Dynamical ejecta of neutron star mergers with nucleonic weak processes I: nucleosynthesis

We present a coherent study of the impact of neutrino interactions on the r-process element nucleosynthesis and the heating rate produced by the radioactive elements synthesized in the dynamical ejecta of neutron star-neutron star (NS-NS) mergers. We have studied the material ejected from four NS-NS merger systems based on hydrodynamical simulations which handle neutrino effects in an elaborate way by including neutrino equilibration with matter in optically thick regions and re-absorption in optically thin regions. We find that the neutron richness of the dynamical ejecta is significantly affected by the neutrinos emitted by the post-merger remnant, in particular when compared to a case neglecting all neutrino interactions. Our nucleosynthesis results show that a solar-like distribution of r-process elements with mass numbers A greater than or similar to 90 is produced, including a significant enrichment in Sr and a reduced production of actinides compared to simulations without inclusion of the nucleonic weak processes. The composition of the dynamically ejected matter as well as the corresponding rate of radioactive decay heating are found to be rather independent of the system mass asymmetry and the adopted equation of state. This approximate degeneracy in abundance pattern and heating rates can be favourable for extracting the ejecta properties from kilonova observations, at least if the dynamical component dominates the overall ejecta. Part II of this work will study the light curve produced by the dynamical ejecta of our four NS merger models.

Automated summary

This study investigates the impact of neutrino interactions on r-process element nucleosynthesis and heating rate in the dynamical ejecta of neutron star-neutron star mergers.
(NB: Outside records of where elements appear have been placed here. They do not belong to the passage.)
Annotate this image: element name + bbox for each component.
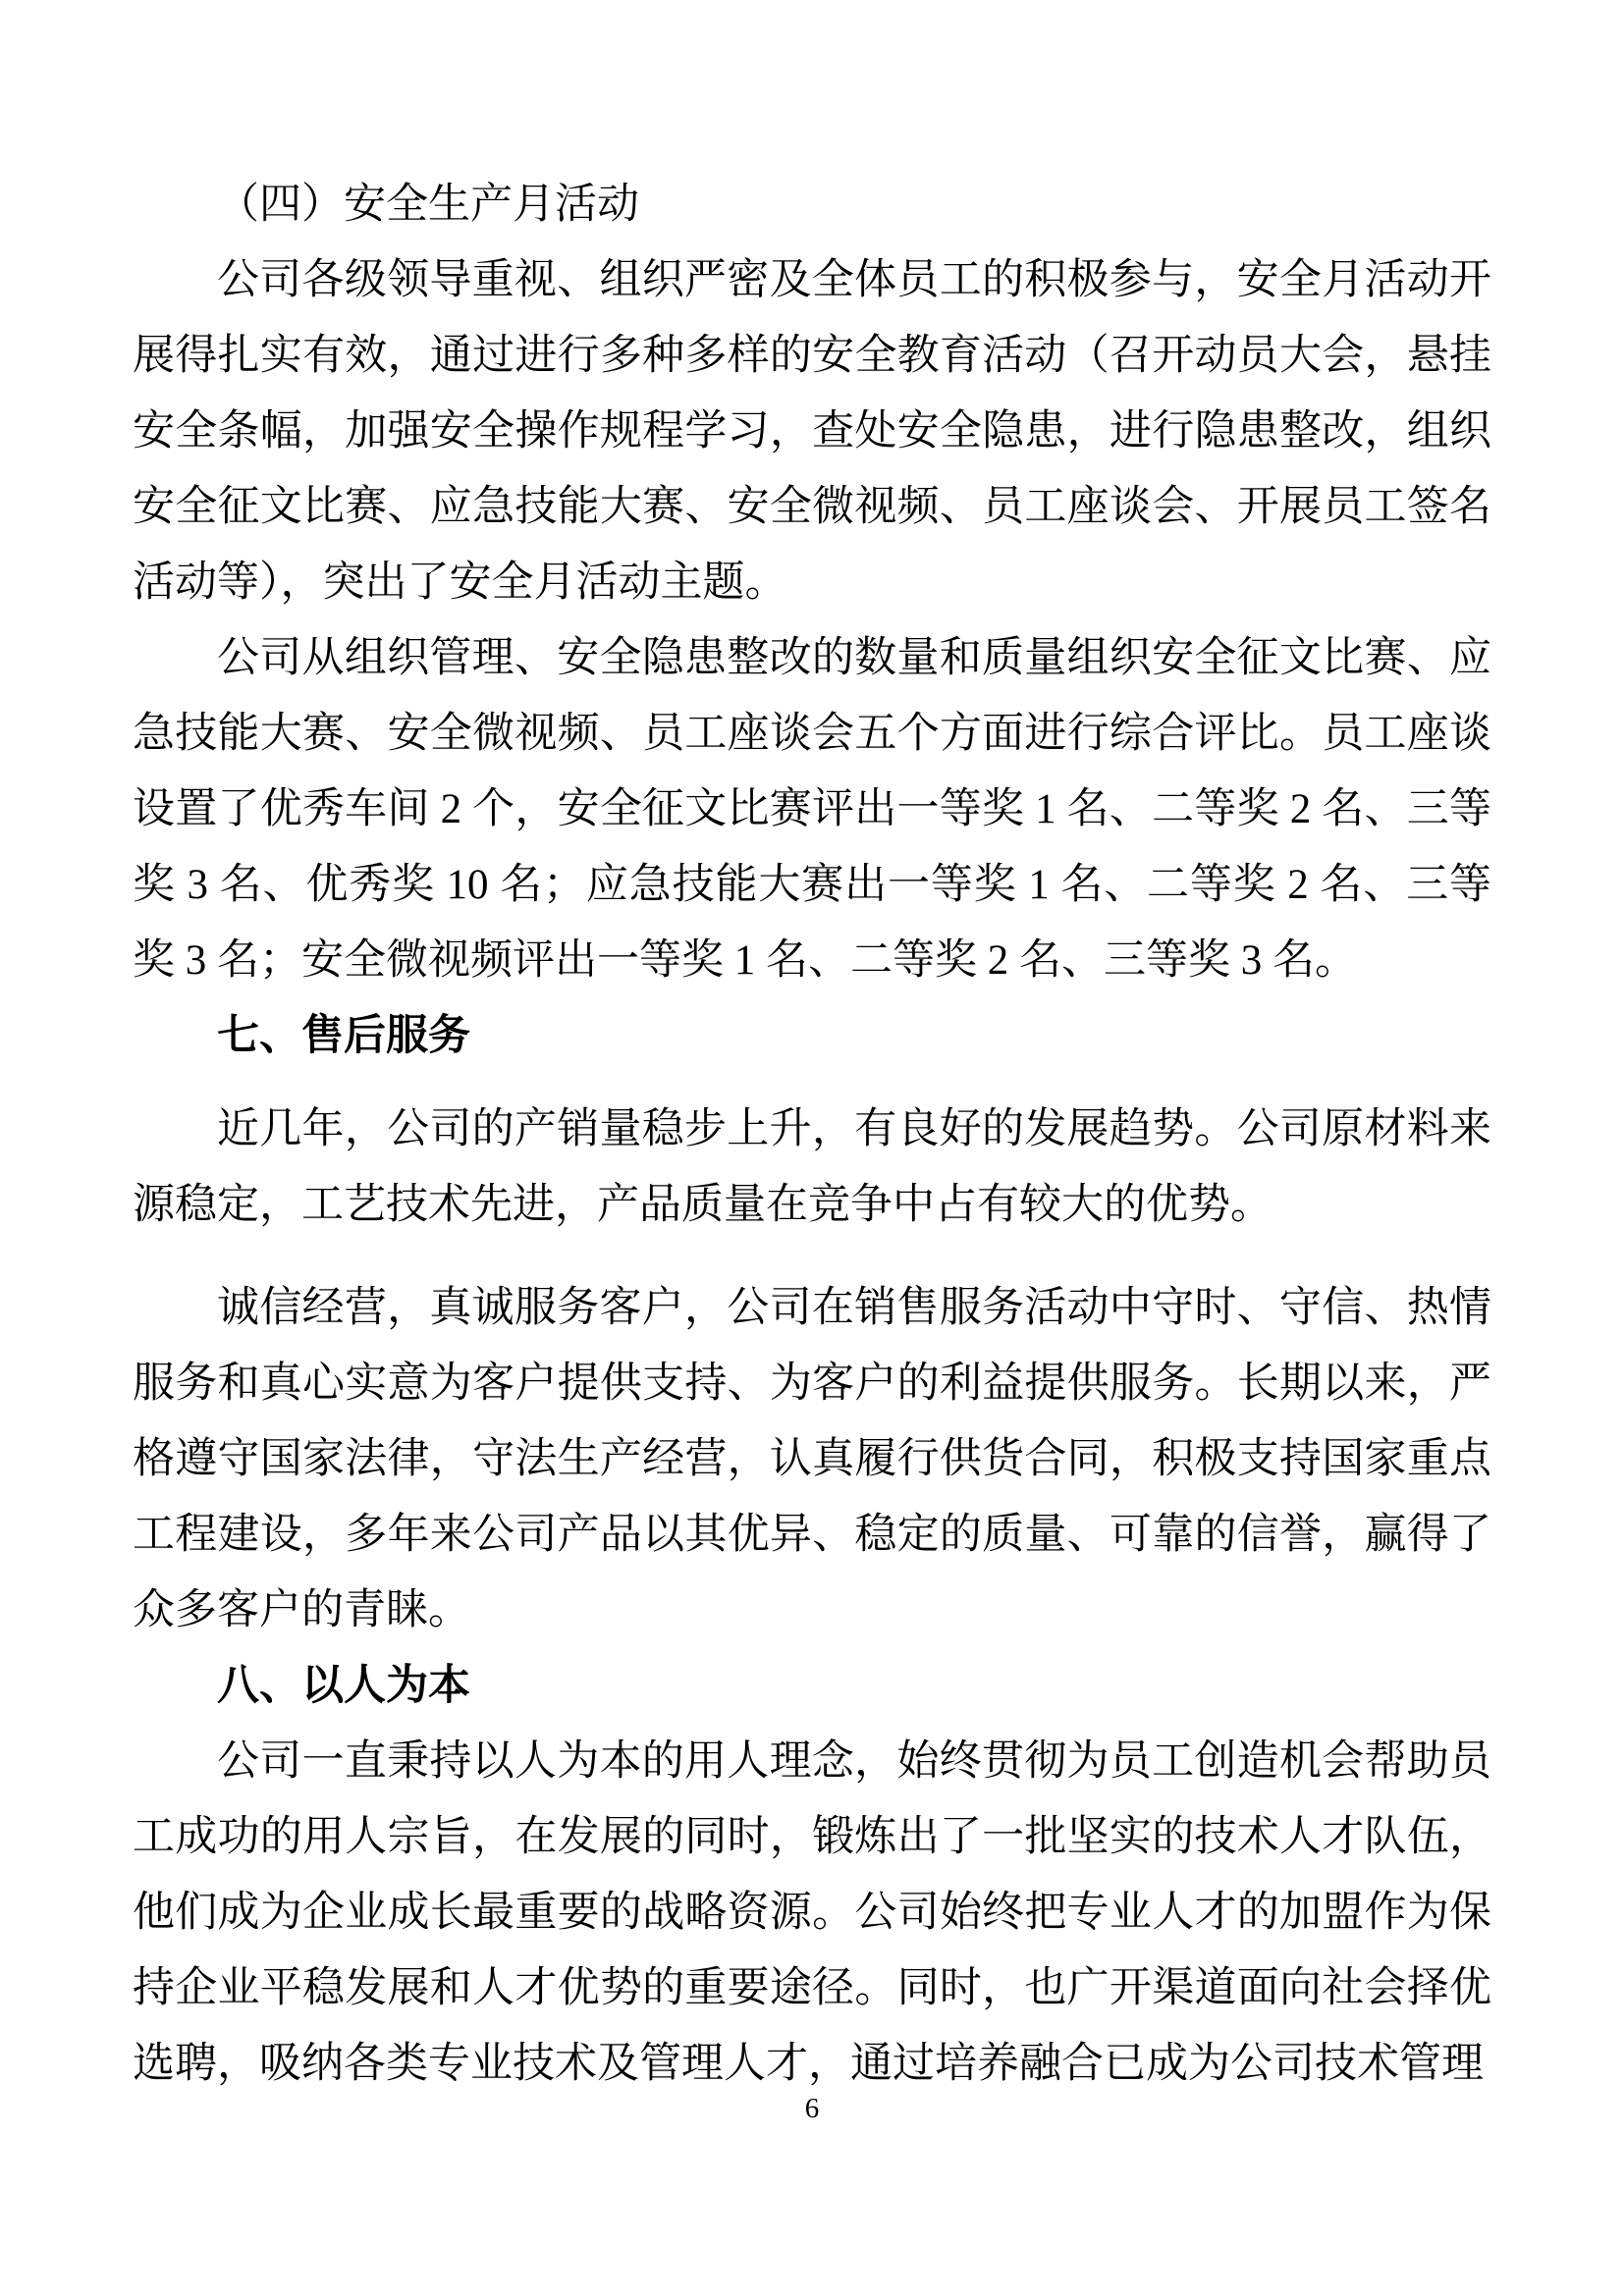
section-heading-people-oriented: 八、以人为本 (133, 1648, 1491, 1724)
section-subheading-safety-month: （四）安全生产月活动 (133, 167, 1491, 242)
page-number: 6 (0, 2089, 1624, 2128)
section-heading-after-sales-service: 七、售后服务 (133, 998, 1491, 1074)
paragraph-sales-growth: 近几年，公司的产销量稳步上升，有良好的发展趋势。公司原材料来源稳定，工艺技术先进… (133, 1092, 1491, 1243)
paragraph-talent-philosophy: 公司一直秉持以人为本的用人理念，始终贯彻为员工创造机会帮助员工成功的用人宗旨，在… (133, 1724, 1491, 2102)
page-content: （四）安全生产月活动 公司各级领导重视、组织严密及全体员工的积极参与，安全月活动… (133, 167, 1491, 2102)
paragraph-safety-month-awards: 公司从组织管理、安全隐患整改的数量和质量组织安全征文比赛、应急技能大赛、安全微视… (133, 620, 1491, 998)
paragraph-safety-month-activities: 公司各级领导重视、组织严密及全体员工的积极参与，安全月活动开展得扎实有效，通过进… (133, 242, 1491, 620)
paragraph-integrity-service: 诚信经营，真诚服务客户，公司在销售服务活动中守时、守信、热情服务和真心实意为客户… (133, 1270, 1491, 1648)
document-page: （四）安全生产月活动 公司各级领导重视、组织严密及全体员工的积极参与，安全月活动… (0, 0, 1624, 2296)
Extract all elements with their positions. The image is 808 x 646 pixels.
The material ejected from four merger systems is studied using hydrodynamical simulations that consider neutrino effects. The results show that neutrinos emitted by the post-merger remnant significantly affect the neutron richness of the dynamical ejecta and the nucleosynthesis of r-process elements. The composition of the ejecta and the rate of radioactive decay heating are found to be relatively independent of system parameters.